Most common four-letter words:
[('iron', 30), ('ship', 30), ('phis', 30), ('hips', 30), ('bets', 30), ('best', 30), ('pawn', 30), ('tube', 29), ('glut', 29), ('cult', 29)]

Most common five-letter words:
[('bahts', 10), ('baths', 10), ('donas', 9), ('wafer', 9), ('gaits', 9), ('nitro', 8), ('intro', 8), ('prawn', 8), ('bytes', 8), ('chats', 8)]

Most common six-letter words:
[('ovular', 4), ('ration', 3), ('shadow', 3), ('thrive', 3), ('josher', 3), ('thorns', 3), ('bracts', 3), ('beauty', 3), ('prefab', 3), ('ticker', 3)]

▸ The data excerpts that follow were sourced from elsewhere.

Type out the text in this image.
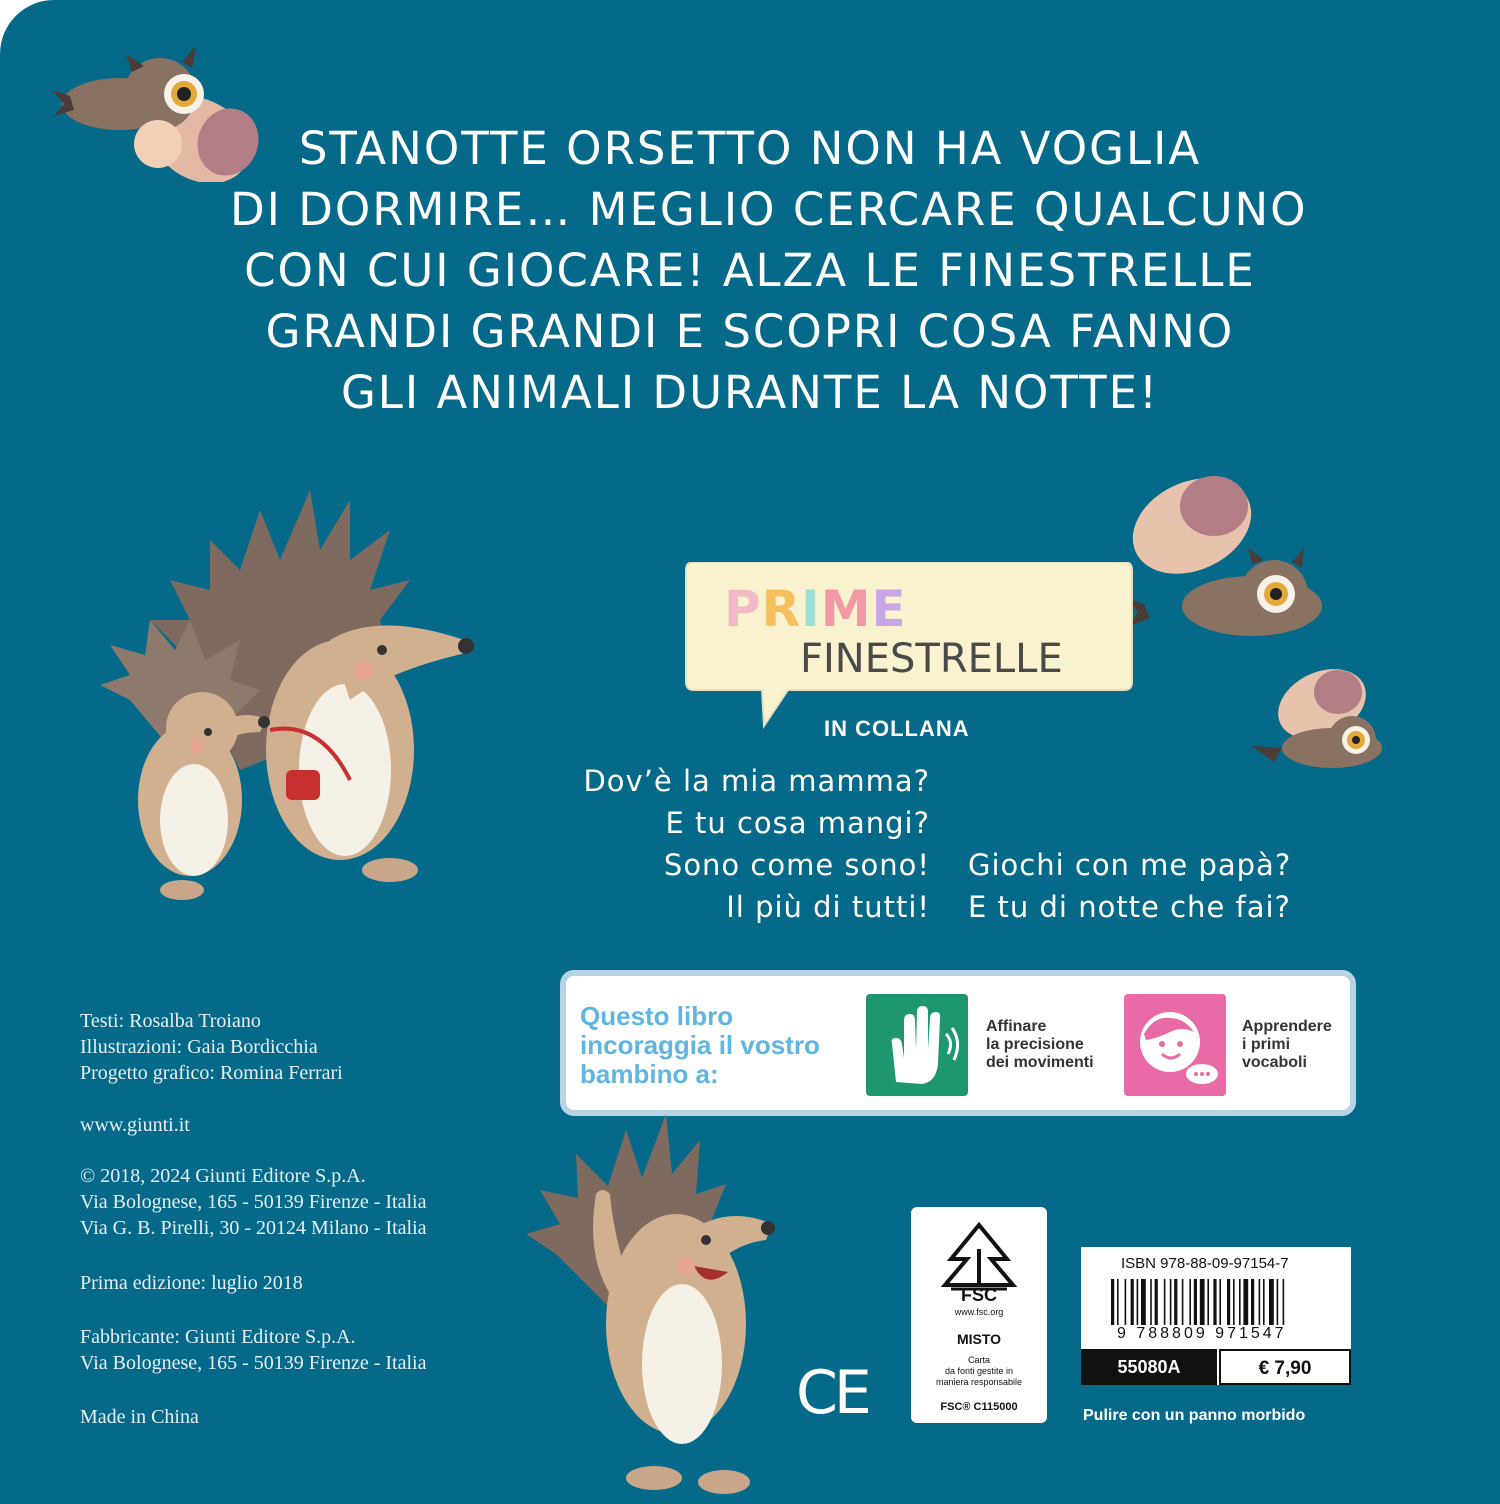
STANOTTE ORSETTO NON HA VOGLIA
DI DORMIRE… MEGLIO CERCARE QUALCUNO
CON CUI GIOCARE! ALZA LE FINESTRELLE
GRANDI GRANDI E SCOPRI COSA FANNO
GLI ANIMALI DURANTE LA NOTTE!
PRIME
FINESTRELLE
IN COLLANA
Dov’è la mia mamma?
E tu cosa mangi?
Sono come sono!
Il più di tutti!
Giochi con me papà?
E tu di notte che fai?
Questo libro
incoraggia il vostro
bambino a:
Affinare
la precisione
dei movimenti
Apprendere
i primi
vocaboli
Testi: Rosalba Troiano
Illustrazioni: Gaia Bordicchia
Progetto grafico: Romina Ferrari
www.giunti.it
© 2018, 2024 Giunti Editore S.p.A.
Via Bolognese, 165 - 50139 Firenze - Italia
Via G. B. Pirelli, 30 - 20124 Milano - Italia
Prima edizione: luglio 2018
Fabbricante: Giunti Editore S.p.A.
Via Bolognese, 165 - 50139 Firenze - Italia
Made in China	CE
FSC
www.fsc.org
MISTO
Carta
da fonti gestite in
maniera responsabile
FSC® C115000
ISBN 978-88-09-97154-7
9 788809 971547
55080A	€ 7,90
Pulire con un panno morbido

Now, in all honesty, none of these seem to mean anything significant - it all seems quite chaotic. The results could have easily been different with a different random function (I was using Python's in-built module). I am curious about how the results would look on a different architecture with say ten thousand different starting grids! Having more than four iterations of Game of Life seems to blow up the search space.

I guess, for now, you could say that my machine has decided that its words of life are - ltd, iron, bahts, and ovular. What a sequence! I am open-sourcing the script used to conduct the above experiment. I would love to know your thoughts on this. Happy exploring!